Professor Heinz-Gerhard Justenhoven (Jahrgang 1958)
vom Institut für Theologie und Frieden (ithf), einer
wissenschaftlichen Forschungseinrichtung der
katholischen Militärseelsorge, die sich mit ethischen
Fragen des Friedens und der Friedensgefährdungen
auseinandersetzt.

Seit einem Jahr ist Krieg in der Ukraine. Wie groß sind momentan die Chancen auf Frieden?

Zunächst müssen wir sauber unterscheiden zwischen einem Angriffskrieg, den die russische Regierung und die russischen Truppen führen, und einem Verteidigungskrieg, den die ukrainische Seite führt. Das sind, auch ethisch betrachtet, völlig unterschiedliche Dinge. Es herrscht nicht einfach Krieg, sondern ein Land hat das andere überfallen.

Und wie sehen Sie die Friedenschancen?

Ich setze etwas niedriger an und sage: Wir reden im Moment über die Chance auf einen Waffenstillstand. Frieden zwischen der Ukraine und Russland – und zwischen Völkern allgemein – ist ein sehr anspruchsvolles Ziel, gerade nach kriegerischen Auseinandersetzungen. Das sieht man beispielsweise am Prozess der Aussöhnung zwischen Deutschland und Frankreich oder Deutschland und Polen. Solche Prozesse dauern viele Jahre – mindestens eine Generation. Einen Waffenstillstand in der aktuellen Situation kann es nur geben, wenn die russische Regierung bereit ist, ihre Aggression gegen die Ukraine zu beenden. Das heißt aber auch: Wer einen Waffenstillstand fordert, muss akzeptieren, dass die russische Seite gewaltsam und erfolgreich Gebiete erobert hat. Gleichwohl ist zu hoffen, dass es möglichst schnell zu einem Ende der Kampfhandlungen kommt – im Interesse aller, die unter dem Krieg leiden. Es gibt Gesprächskanäle, einen Gefangenenaustausch; es gab beispielsweise das Getreideabkommen. Es ist zu wünschen, zu hoffen und zu fordern, dass in diese Richtung weitere Initiativen unternommen werden.

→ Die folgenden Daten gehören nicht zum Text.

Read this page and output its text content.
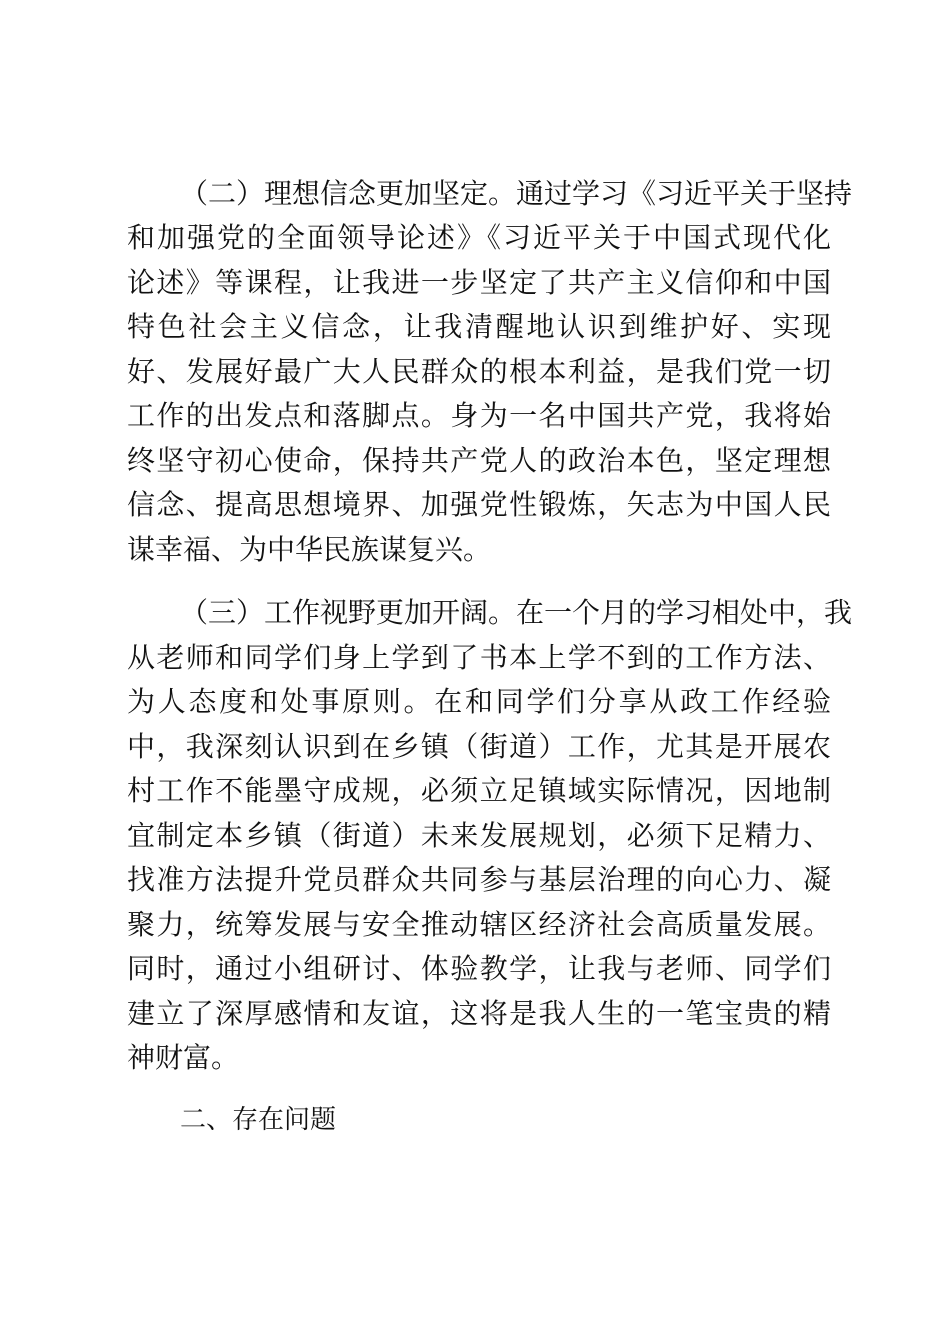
（二）理想信念更加坚定。通过学习《习近平关于坚持
和加强党的全面领导论述》《习近平关于中国式现代化
论述》等课程，让我进一步坚定了共产主义信仰和中国
特色社会主义信念，让我清醒地认识到维护好、实现
好、发展好最广大人民群众的根本利益，是我们党一切
工作的出发点和落脚点。身为一名中国共产党，我将始
终坚守初心使命，保持共产党人的政治本色，坚定理想
信念、提高思想境界、加强党性锻炼，矢志为中国人民
谋幸福、为中华民族谋复兴。
（三）工作视野更加开阔。在一个月的学习相处中，我
从老师和同学们身上学到了书本上学不到的工作方法、
为人态度和处事原则。在和同学们分享从政工作经验
中，我深刻认识到在乡镇（街道）工作，尤其是开展农
村工作不能墨守成规，必须立足镇域实际情况，因地制
宜制定本乡镇（街道）未来发展规划，必须下足精力、
找准方法提升党员群众共同参与基层治理的向心力、凝
聚力，统筹发展与安全推动辖区经济社会高质量发展。
同时，通过小组研讨、体验教学，让我与老师、同学们
建立了深厚感情和友谊，这将是我人生的一笔宝贵的精
神财富。
二、存在问题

Aber kann man mit einem Aggressor wie Putin überhaupt noch verhandeln?

Man muss! Die Alternative, ein Gesprächs­abbruch, würde den momentanen Zustand einfach nur verlängern. Diplomatie heißt, auch mit denen zu reden, mit denen man eigentlich nicht reden will.
Die Meinungen, was den Krieg in der Ukraine betrifft, gehen weit auseinander und sorgen selbst in der Familie und im Freundeskreis für Streit. Was raten Sie?
Ich empfehle, miteinander zu diskutieren und Meinungsverschiedenheiten zu ertragen. Das gehört zur Demokratie. Wenn wir das nicht tun, leben wir nur noch in Echokammern und umgeben uns mit Menschen, deren Überzeugungen mit unseren übereinstimmen. Auch ich stelle mich kritischen Fragen und habe in den Debatten der vergangenen Monate dazugelernt. Es ist wichtig, Argumente auszutauschen und auszuhalten, ohne polemisch zu werden.

Christen stehen traditionell für Gewaltfreiheit. Aber kommen wir in diesem Krieg, der als brutaler Angriffskrieg geführt wird, mit Pazifismus weiter?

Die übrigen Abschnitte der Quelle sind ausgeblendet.